Il governo britannico ha impegnato 265 milioni di sterline per migliorare i sistemi informatici militari britannici, al fine di difendere il Paese contro i crescenti rischi per la sicurezza. Il Segretario della Difesa Michael Fallon ha dichiarato: “Il cyber-attacco è una delle più grandi sfide alla nostra sicurezza. E’ fondamentale usare il nostro bilancio della difesa e investire in questo programma”.

L’investimento, che supporta il nuovo programma di indagini vulnerabilità Cyber (Cvi), migliorerà le capacità del Ministero nella comprensione dei rischi informatici. Il finanziamento segue un memorandum d’intesa tra il Regno Unito e gli Stati Uniti al fine di collaborare maggiormente insieme per combattere gli attacchi informatici. Il Regno Unito ha avviato anche una collaborazione con la Francia per migliorare la sicurezza informatica nell’ambito dell’accordo di Lancaster House.

L’ultimo piano di investimenti coincide con il lancio nella prossima fase di una misura marittima per un programma di investimenti di 150 milioni di dollari. Creato per migliorare le capacità di guerra marittima, il programma mira a sviluppare droni di sminamento in grado di proteggere il personale militare in ambienti difficili. L’anno scorso il Gchq (Government Communications Headquarters) ha rilevato il doppio dei cyber incidents legati alla sicurezza nazionale, 200 al mese, rispetto al 2014. Sappiamo anche che attori ostili stanno sviluppando e schierando capacità avanzate.

Le minacce al cyberspace sono parte integrante della quotidianità. Hanno oggi forme diverse, diversi scopi e coinvolgono diversi attori.
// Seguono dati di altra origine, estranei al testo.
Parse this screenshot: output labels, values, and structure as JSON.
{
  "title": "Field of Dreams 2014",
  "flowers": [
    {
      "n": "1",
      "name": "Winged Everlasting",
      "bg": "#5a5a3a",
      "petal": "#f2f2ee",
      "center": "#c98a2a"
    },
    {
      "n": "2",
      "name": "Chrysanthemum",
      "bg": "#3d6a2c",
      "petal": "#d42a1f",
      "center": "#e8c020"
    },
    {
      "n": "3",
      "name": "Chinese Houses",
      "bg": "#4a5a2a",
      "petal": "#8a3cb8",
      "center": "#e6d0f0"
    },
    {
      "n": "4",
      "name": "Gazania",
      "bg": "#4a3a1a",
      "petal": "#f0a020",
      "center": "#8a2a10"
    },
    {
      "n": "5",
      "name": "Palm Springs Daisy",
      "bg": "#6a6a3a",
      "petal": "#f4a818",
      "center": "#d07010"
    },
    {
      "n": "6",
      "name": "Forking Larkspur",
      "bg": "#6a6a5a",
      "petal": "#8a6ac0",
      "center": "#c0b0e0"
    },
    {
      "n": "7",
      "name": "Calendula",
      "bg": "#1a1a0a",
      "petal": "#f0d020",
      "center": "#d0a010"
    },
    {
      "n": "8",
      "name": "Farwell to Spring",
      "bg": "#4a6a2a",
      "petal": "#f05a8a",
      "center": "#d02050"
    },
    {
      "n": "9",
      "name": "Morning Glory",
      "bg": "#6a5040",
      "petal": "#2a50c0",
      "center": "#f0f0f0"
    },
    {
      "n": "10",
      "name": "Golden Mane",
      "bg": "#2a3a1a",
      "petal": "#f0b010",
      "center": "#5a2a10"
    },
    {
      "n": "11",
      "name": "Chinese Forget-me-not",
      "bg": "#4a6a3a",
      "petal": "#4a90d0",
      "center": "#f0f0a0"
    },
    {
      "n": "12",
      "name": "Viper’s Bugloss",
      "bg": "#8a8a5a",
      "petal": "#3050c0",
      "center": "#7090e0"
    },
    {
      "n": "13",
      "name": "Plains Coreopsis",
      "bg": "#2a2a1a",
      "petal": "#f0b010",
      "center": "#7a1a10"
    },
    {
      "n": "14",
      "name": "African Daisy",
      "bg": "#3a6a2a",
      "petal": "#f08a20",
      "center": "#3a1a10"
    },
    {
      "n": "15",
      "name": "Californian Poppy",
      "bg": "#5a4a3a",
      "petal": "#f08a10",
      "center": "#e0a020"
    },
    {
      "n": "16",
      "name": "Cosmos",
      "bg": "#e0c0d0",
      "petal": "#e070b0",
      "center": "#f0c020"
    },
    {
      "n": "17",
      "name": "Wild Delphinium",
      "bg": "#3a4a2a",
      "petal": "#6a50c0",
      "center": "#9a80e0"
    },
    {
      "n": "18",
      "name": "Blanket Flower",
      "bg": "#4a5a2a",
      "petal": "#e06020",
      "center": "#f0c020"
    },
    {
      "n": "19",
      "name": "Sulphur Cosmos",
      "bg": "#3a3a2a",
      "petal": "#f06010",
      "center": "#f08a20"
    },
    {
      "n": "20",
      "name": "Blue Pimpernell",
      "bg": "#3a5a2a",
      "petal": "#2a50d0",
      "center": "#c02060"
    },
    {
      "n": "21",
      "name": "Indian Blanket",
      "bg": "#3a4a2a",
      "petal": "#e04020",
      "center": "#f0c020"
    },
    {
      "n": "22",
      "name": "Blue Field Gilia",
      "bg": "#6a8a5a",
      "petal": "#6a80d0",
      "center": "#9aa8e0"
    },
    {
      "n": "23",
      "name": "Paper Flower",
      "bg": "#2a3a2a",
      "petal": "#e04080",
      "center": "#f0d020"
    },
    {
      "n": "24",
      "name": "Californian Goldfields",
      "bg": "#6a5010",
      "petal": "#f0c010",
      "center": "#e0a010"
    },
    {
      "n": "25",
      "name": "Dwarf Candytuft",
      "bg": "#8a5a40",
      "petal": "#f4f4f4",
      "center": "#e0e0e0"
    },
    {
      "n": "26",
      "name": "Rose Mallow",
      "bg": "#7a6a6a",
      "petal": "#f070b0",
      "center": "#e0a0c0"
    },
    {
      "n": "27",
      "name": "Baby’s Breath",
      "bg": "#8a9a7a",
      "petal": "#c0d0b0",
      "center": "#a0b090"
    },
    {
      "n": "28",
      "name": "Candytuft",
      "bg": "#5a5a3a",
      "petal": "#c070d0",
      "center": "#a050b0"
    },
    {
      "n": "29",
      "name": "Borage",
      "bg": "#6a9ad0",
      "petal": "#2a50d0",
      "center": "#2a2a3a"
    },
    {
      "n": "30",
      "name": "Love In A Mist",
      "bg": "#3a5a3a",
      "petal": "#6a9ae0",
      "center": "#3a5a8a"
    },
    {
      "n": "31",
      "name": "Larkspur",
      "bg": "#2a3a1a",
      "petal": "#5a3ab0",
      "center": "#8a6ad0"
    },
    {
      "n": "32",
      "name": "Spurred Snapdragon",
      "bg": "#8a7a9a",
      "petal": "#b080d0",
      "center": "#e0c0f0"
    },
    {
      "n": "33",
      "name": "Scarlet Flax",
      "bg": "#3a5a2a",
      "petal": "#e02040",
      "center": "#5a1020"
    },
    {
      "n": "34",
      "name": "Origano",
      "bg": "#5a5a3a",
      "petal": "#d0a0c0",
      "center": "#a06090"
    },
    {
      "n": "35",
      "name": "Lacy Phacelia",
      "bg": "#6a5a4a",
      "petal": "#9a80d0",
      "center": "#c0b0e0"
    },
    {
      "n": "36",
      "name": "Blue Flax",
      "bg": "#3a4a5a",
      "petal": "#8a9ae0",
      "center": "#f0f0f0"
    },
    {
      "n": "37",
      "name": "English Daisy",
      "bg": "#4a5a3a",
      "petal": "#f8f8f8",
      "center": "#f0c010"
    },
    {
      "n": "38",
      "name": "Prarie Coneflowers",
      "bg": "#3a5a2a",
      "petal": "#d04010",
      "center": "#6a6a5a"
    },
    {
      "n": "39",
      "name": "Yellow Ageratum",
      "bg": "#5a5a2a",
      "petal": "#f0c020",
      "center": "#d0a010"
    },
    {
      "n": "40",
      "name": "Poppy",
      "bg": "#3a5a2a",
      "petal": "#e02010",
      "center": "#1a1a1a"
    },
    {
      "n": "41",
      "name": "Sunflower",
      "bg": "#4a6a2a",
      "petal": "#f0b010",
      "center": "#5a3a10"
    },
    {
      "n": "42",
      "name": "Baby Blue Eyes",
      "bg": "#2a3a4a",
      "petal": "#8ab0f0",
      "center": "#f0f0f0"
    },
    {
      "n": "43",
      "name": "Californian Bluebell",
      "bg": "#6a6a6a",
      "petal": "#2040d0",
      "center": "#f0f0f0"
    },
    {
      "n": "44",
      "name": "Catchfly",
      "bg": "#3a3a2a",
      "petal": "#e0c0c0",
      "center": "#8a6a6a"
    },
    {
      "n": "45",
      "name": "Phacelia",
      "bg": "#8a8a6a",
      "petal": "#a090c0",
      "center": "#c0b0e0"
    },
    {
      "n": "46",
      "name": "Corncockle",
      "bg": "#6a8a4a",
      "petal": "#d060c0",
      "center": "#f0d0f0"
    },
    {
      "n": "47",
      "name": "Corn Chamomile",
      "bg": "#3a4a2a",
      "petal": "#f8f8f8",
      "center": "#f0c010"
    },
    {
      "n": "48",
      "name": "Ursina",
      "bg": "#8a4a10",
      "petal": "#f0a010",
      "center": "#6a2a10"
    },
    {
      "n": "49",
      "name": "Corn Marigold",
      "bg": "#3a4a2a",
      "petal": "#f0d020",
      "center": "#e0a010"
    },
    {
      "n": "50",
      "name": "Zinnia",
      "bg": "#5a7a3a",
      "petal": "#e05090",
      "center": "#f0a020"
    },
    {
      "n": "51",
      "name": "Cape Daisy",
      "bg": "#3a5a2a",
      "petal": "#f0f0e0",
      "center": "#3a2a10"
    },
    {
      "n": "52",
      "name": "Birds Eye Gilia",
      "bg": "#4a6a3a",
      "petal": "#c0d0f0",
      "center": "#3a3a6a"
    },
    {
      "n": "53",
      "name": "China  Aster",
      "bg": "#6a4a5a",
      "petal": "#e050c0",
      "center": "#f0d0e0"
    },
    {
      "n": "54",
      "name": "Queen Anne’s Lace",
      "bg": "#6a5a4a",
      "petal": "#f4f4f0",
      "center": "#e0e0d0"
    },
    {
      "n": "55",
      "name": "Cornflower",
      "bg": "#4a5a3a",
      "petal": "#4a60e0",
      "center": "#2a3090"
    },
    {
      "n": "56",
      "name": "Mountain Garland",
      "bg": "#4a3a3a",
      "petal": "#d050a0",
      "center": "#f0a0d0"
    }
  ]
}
Professionisti della cyber intelligence, attivisti – o hacktivist, data la dimensione in cui operano -, vere e proprie bande criminali possono acquisire informazioni sensibili, attaccare infrastrutture di vitale importanza per il Paese o la privacy dei singoli cittadini.

Le organizzazioni terroristiche che cercano di diffondere la loro ideologia e attirare seguaci in tutto il mondo ora fanno uso delle più recenti tecnologie e piattaforme multimediali di raggiungere un pubblico vasto e costantemente connesso. In queste guerre parallele una menzione speciale meritano gli hacktivisti. Il primo caso di e-ostilità ha riguardato un Ddos che aveva messo fuori uso per una settimana o più il sito ufficiale Hizbullah.

Il Ddos (Distribuited Denial-of-Service) in generale consiste in una tipologia di attacco nel quale gli hacker attivano un numero elevatissimo di false richieste di servizio, provenienti in contemporanea da più macchine e rivolte al medesimo server, consumando le risorse di sistema e di rete del fornitore del servizio. In questo modo le strutture informatiche dell’azienda, dell’ente o del provider affogano letteralmente sotto le richieste incessanti, poiché non più in grado di erogare i servizi per i quali sono preposte, risultando quindi irraggiungibile.

Nei nuovi conflitti è sempre più importante l’integrazione del dominio cibernetico nell’approccio alle armi combinate in modo da poter accelerare il conflitto stesso e prevalere sul nemico. La guerra odierna tende sempre più a una vera e propria convergenza delle armi classiche con quelle tecnologiche legate al cyberspace. Una convergenza utile a capire anche l’evoluzione della minaccia terroristica principale nemico delle sempre più claudicanti democrazie.